Editor’s Note: As of January 2022, iland is now 11:11 Systems, a managed infrastructure solutions provider at the forefront of cloud, connectivity, and security. As a legacy iland.com blog post, this article likely contains information that is no longer relevant. For the most up-to-date product information and resources, or if you have further questions, please refer to the 11:11 Systems Success Center or contact us directly.
Over the past few years, managed service providers have been faced with a number of important decisions about how they continue to operate and differentiate their businesses with the rise of public cloud services.
The MSP (and outsourcing) model has traditionally been based on the premise of being able to operate and manage a customer’s IT services in a more cost-efficient manner than they could do it themselves.

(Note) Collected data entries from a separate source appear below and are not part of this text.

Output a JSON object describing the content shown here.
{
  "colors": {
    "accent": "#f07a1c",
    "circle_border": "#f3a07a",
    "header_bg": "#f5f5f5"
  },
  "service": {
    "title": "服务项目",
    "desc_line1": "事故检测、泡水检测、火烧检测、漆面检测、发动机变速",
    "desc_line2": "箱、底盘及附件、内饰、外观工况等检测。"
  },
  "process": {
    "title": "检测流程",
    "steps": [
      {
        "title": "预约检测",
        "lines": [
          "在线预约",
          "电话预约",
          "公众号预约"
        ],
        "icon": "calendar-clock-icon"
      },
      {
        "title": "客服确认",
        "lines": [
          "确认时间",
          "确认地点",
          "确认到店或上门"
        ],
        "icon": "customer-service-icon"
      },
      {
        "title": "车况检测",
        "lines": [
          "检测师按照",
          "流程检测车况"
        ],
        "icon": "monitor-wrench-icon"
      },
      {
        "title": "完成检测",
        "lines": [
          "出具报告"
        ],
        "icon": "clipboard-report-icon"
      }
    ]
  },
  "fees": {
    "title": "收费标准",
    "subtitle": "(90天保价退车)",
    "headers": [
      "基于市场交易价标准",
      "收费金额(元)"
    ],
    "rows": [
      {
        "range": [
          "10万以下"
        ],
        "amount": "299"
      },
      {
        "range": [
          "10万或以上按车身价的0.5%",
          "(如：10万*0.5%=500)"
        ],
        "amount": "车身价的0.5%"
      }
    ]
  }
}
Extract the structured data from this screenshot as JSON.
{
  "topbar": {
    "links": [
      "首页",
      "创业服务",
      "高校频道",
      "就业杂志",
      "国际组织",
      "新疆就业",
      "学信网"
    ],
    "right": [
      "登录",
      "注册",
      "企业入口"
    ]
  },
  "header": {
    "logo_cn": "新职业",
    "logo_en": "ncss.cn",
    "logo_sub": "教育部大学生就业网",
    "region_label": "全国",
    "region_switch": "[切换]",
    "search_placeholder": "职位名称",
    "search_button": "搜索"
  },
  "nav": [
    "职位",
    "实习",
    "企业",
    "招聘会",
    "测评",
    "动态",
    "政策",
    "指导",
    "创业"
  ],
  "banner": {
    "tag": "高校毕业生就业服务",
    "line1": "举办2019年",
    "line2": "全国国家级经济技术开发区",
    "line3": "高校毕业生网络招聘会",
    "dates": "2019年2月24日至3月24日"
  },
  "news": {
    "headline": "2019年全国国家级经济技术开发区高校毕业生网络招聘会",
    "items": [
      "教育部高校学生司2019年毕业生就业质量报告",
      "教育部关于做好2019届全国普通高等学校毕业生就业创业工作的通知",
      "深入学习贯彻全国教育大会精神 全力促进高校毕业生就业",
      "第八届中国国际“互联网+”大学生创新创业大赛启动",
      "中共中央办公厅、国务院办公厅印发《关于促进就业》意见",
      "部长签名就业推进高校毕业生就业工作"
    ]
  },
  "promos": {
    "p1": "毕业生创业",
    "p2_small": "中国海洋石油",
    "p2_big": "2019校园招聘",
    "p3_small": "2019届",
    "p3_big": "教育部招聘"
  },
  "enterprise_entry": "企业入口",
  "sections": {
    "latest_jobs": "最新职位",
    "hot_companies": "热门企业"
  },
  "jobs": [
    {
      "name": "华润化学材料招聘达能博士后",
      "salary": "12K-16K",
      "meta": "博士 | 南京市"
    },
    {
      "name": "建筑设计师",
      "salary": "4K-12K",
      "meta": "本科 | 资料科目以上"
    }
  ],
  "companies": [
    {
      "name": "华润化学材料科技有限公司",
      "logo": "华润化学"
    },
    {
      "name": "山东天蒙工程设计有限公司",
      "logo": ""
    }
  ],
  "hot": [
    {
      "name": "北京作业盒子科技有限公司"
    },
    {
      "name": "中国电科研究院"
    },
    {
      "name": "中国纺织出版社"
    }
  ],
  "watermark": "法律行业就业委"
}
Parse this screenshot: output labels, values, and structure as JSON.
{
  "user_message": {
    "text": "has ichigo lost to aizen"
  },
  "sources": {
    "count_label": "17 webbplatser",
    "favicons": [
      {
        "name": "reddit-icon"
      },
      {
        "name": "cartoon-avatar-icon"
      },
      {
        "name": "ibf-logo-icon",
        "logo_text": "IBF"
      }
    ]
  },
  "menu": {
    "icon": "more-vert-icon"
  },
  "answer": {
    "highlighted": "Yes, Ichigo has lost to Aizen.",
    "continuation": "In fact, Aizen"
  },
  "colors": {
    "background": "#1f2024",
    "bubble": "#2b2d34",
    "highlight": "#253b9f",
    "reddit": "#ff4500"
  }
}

This may have been by bringing in a team to augment or replace the IT department using the customer’s equipment on-premises, or perhaps by transforming the IT infrastructure to the MSP’s own facilities.
Back in the 90s, I worked for an embryonic EDS in the UK as they won their first outsourcing contracts other than General Motors and remember being awestruck by the data center tour at Stockley Park, Uxbridge. There, visitors would be treated to a view of the data center floor from a viewing gallery, and the lights were turned on from front to back like an episode of “Time Tunnel” (for those of you old enough to remember that) extending away into the distance.
Over the past decade, smaller MSPs have been building their own environments in their own facilities or in co-location, and this has been made easier with the rise of fully virtualized infrastructures allowing them to benefit from economies of scale.
Now, of course this has extended to cloud services where orchestration, automation, and massive scale allow for all sorts of new-use cases.
While public cloud services bring lower costs and rapid, vast scaling for organizations to consume (and I won’t even mention Shadow IT in this post), for the most part, the cloud service providers do not provide any management services with the cloud infrastructure or PaaS/SaaS services they offer. So, the role of an MSP is still very important for many customers, who have neither the staff quantity nor the time to train current staff on these new capabilities.
I’ve written in a previous article about the need for vendor diversity when consuming cloud services. This is true for MSPs as well as customers. So, while MSPs might still be using their own infrastructures for their customers while looking to public cloud for the future, it is also worthwhile to consider using other CSPs to provide or protect different aspects of their overall service to the client.
Also, with compliance and security issues becoming ever more important, particularly in regulated industries, it is critical to evaluate the compliance and security certifications of the CSPs being considered.
UK specialist cloud and strategic consultancy firm, Behind Every Cloud, developed the Clover Index (which has been endorsed by the Cloud Industry Forum) to evaluate different cloud service providers according to a common set of criteria, and their analysis is especially relevant for legal and investment management customers. Ray Bricknell, Managing Director at Behind Every Cloud, says: “As MSPs move away from completely providing their own infrastructure solutions and into a ‘multi-cloud’ world, it is vitally important for them to quickly be able to evaluate the strengths and weaknesses of these providers, and especially so from a compliance and security perspective to ensure they remain in line with directives from the FCA and with GDPR coming down the line.”
In recent months, 11:11 has been adding to its list of MSPs using the 11:11 Cloud around the world for a variety of services, including:
- 11:11 Cloud for Infrastructure as a Service
- 11:11 Cloud Backup
- 11:11 Secure Disaster Recovery (both on-premises and cloud-to-cloud)
It has always been our philosophy at 11:11 to work with MSPs to provide management services rather than offer professional services of our own. It is interesting to watch the hyper scale public cloud providers start to offer their own managed services in competition with their partners (perhaps due to customer demand). So, many of those companies who have hitched their wagon to these providers are now having second thoughts.